«Je crois, dit-il, qu'il faut rétablir ainsi cette phrase: J'avais une très-froide et très-bonne tête, et, après, le cœur cahin-caha pour les trois quarts et demi du genre humain. Ajoutons pour être vrai: Comme pour la moitié au moins de l'autre demi-quart!»

Ce qui veut dire en bon français: Je n'avais de cœur que pour moi!

C'est le jugement qu'en porte M. Joubert, son premier ami, dans une lettre confidentielle à M. Molé, révélée aujourd'hui même pour la première fois, et publiée par M. Sainte-Beuve.

XI.

Le ministère Polignac, préambule d'une révolution certaine, rappela M. de Chateaubriand à Paris.

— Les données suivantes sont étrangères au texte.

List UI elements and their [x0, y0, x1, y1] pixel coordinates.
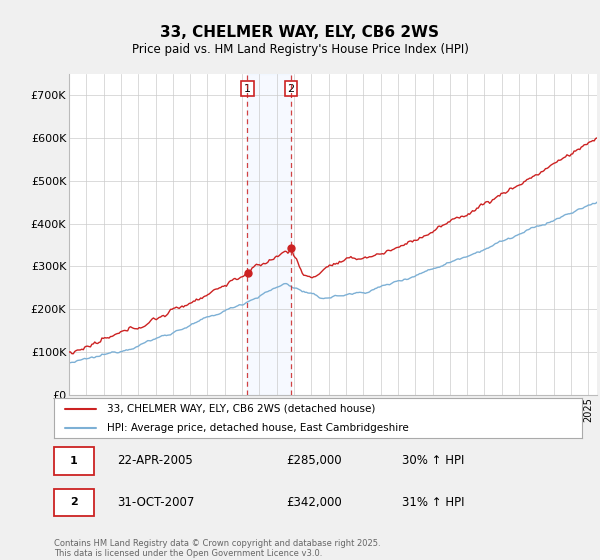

M. de Marcellus est nommé quelques jours après son secrétaire d'État par le prince de Polignac. M. de Marcellus hésite quelques jours entre son dévouement de royaliste, son ambition naturelle, et son jugement très-sain sur l'inopportunité du défi de Charles X à la France alors libérale. Il va consulter M. de Chateaubriand comme l'oracle dans le désert, à l'hospice de la rue d'Enfer, où il s'était relégué. M. de Chateaubriand lui prophétisa la catastrophe prochaine et certaine. Marcellus refusa courageusement ces fonctions. Ce fut un bel acte de conscience et de foi dans sa politique de modération.

Pendant ces hésitations, le prince de Polignac, qui m'aimait, pense à moi; il m'écrit, me conjure de venir à Paris, m'offre avec instance la direction des Affaires étrangères; je n'hésite pas à refuser.—Il insiste sur un entretien; j'arrive à Paris, je cause à cœur ouvert avec lui, il est moins sincère avec moi qu'avec M. de Marcellus, il nie imperturbablement la pensée du coup d'État.

«Je le crois, puisque vous le dites, mon Prince, lui dis-je, vous ne le voulez pas, mais la logique et votre situation le veulent! Je suis royaliste, je suis jeune, je ne veux à aucun prix dater d'un coup d'État malheureux dans la politique, et commencer par une révolution où les Bourbons périront.»

Je fus nommé ministre à Athènes, et je m'éloignai!... M. de Marcellus expia longtemps son refus.

XII.

Les événements ne me donnèrent pas le temps de rejoindre mon poste; M. de Marcellus et moi nous déclinâmes la confiance et l'involontaire complicité de l'acte. Il se retira par pressentiment et conviction. Il fut fidèle à la monarchie légitime après les Bourbons, je restai fidèle à mon honneur en refusant de servir la seconde monarchie. Excepté la République, dictature de tout le monde, je ne voulus plus servir personne.